Thomas Tooke

A convenient way to flood the banking system with government securities.

In Inflationary Period of 1913-1920, Unreserved Banking on April 27, 2012 at 1:55 am

As Kemmerer wrote, patriotism was quite convenient:

[…]

Much of this potential loan and deposit expansion appeared in the early years of the war, when the demands of European belligerents for our products assumed tremendous proportions and offered high profits to American producers of materials, so high as to call for a large expansion in the production of these materials. Labor was shifted from “non-essential industries” to “essential industries,” and while many of the former lagged, the latter were greatly stimulated. Here then was a great demand for increasing bank credit at just the time that the establishment of the federal reserve system, the reduced cash reserve requirements of commercial banks, and the heavy imports of Gold from Europe were making a larger loan and deposit expansion possible.
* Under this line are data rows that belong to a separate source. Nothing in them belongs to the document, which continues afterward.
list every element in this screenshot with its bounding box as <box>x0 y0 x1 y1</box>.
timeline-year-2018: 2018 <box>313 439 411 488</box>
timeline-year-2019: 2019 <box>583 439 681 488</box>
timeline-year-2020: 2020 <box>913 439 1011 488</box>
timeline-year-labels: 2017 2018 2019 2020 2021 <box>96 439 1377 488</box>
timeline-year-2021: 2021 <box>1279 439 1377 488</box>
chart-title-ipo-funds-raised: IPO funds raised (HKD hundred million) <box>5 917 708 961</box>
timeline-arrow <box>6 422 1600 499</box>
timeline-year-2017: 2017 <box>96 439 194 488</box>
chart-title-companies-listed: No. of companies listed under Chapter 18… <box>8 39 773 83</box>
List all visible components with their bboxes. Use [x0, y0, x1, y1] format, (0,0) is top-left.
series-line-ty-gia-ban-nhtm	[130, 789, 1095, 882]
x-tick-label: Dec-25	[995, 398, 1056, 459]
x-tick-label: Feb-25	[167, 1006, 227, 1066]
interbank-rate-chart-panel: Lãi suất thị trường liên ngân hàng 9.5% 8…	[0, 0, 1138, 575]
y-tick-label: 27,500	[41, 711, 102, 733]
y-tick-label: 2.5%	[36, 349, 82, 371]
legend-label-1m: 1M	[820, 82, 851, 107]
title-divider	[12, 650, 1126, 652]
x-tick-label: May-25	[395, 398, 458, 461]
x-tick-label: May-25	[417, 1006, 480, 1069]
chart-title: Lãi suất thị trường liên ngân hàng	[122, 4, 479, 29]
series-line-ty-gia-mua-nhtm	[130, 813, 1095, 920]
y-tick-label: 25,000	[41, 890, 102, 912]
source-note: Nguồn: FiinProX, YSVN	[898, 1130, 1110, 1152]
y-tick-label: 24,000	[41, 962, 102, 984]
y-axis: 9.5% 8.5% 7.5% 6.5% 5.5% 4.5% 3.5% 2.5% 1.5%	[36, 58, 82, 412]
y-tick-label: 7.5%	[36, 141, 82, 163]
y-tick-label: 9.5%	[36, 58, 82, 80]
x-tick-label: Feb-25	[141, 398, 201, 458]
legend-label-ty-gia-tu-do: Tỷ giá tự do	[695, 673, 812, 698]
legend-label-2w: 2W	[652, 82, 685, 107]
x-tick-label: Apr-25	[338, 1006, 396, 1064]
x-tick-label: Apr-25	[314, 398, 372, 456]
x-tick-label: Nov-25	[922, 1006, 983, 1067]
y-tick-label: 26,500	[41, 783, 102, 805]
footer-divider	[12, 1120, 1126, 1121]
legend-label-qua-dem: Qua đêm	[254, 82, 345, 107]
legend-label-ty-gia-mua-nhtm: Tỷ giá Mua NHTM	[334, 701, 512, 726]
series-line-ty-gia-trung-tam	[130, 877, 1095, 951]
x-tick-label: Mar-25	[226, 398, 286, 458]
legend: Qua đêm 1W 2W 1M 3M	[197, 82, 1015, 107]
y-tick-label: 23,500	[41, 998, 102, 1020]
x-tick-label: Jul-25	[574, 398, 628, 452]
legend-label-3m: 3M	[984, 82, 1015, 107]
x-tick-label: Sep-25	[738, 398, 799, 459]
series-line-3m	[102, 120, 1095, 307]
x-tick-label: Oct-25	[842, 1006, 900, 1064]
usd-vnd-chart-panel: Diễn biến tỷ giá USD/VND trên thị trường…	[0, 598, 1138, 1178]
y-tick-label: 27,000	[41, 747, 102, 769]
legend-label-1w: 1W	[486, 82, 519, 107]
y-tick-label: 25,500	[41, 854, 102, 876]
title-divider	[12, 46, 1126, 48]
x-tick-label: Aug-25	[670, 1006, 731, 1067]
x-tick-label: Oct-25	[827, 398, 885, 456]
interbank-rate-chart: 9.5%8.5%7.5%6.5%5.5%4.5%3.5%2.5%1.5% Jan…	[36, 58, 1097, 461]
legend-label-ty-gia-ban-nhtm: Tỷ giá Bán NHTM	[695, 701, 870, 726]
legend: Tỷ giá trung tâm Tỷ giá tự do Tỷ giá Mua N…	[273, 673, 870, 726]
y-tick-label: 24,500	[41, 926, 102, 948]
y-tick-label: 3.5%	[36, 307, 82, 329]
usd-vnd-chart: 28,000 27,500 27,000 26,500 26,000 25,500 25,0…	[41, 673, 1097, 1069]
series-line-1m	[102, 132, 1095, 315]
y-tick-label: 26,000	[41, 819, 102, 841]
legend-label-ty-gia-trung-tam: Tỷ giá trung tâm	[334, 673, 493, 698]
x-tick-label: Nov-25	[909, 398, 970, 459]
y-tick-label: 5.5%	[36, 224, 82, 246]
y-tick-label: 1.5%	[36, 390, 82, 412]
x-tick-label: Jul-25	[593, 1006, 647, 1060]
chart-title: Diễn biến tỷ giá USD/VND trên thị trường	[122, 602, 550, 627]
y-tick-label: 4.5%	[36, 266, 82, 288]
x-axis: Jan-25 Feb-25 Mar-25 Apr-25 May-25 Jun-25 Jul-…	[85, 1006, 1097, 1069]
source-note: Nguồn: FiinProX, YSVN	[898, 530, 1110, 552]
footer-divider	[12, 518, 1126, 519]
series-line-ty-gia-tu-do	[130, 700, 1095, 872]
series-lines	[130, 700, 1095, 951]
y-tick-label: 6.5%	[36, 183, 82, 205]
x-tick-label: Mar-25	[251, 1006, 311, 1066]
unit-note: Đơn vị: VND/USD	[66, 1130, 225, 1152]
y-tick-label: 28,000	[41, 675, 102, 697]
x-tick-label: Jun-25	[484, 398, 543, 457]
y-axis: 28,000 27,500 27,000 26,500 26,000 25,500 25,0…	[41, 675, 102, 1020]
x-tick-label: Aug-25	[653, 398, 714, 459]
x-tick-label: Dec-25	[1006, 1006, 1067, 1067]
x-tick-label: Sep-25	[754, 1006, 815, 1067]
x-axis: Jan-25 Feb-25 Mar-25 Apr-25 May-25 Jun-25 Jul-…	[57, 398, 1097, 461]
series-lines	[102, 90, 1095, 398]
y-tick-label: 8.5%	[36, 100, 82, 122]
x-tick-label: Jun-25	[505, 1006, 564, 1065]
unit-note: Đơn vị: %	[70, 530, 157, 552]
The new federal reserve law and the  heavy gold imports created a potential supply of new circulating bank credit, the war stimulated the demand. It was the banker´s financial interest to expand credit, and to the interest of many groups of business men to seek these newly available funds.

As a matter of patriotic duty bankers were expected to expand their loans and deposits. Long before the United State entered the war, the sympathy to the Allies in this country became so pronounced and the conviction that they were fighting our battles became so strong, that production for the Allies and the granting of loans to finance such production were felt to be patriotic acts. After the United States entered the war, the extension of bank credit to the maximum limit consistent with safety to “essential industries,” and to the buyers of libery bonds was looked upon as the paramount duty of banks. “.

[…]

My comment here about how the Treasuries (war bonds) were initially inserted into the banking system with the incentive to let people borrow short term at low rates to buy liberty bonds and make a “spread”. Before that, without the generous  discount, it would be very difficult for the bank to have incentives to load up on government war bonds. This is how the Treasuries invade the banking system.

More from Kemmerer´s writings…

[…]

The demands of patriotism were looked upon as requiring the public to avail themselves to the limit of the liberal loan facilities made available by the banks. Nearly everywhere the belief prevailed that with the loans thus available, war industries should expand their production and the public should buy bonds to the maximum. “Borrow and buy”was a widely used slogan in the first three liberty loan campaigns, and was strongly, although more quietly, urged upon the public, in the fourth liberty loan and the victory loan campaigns.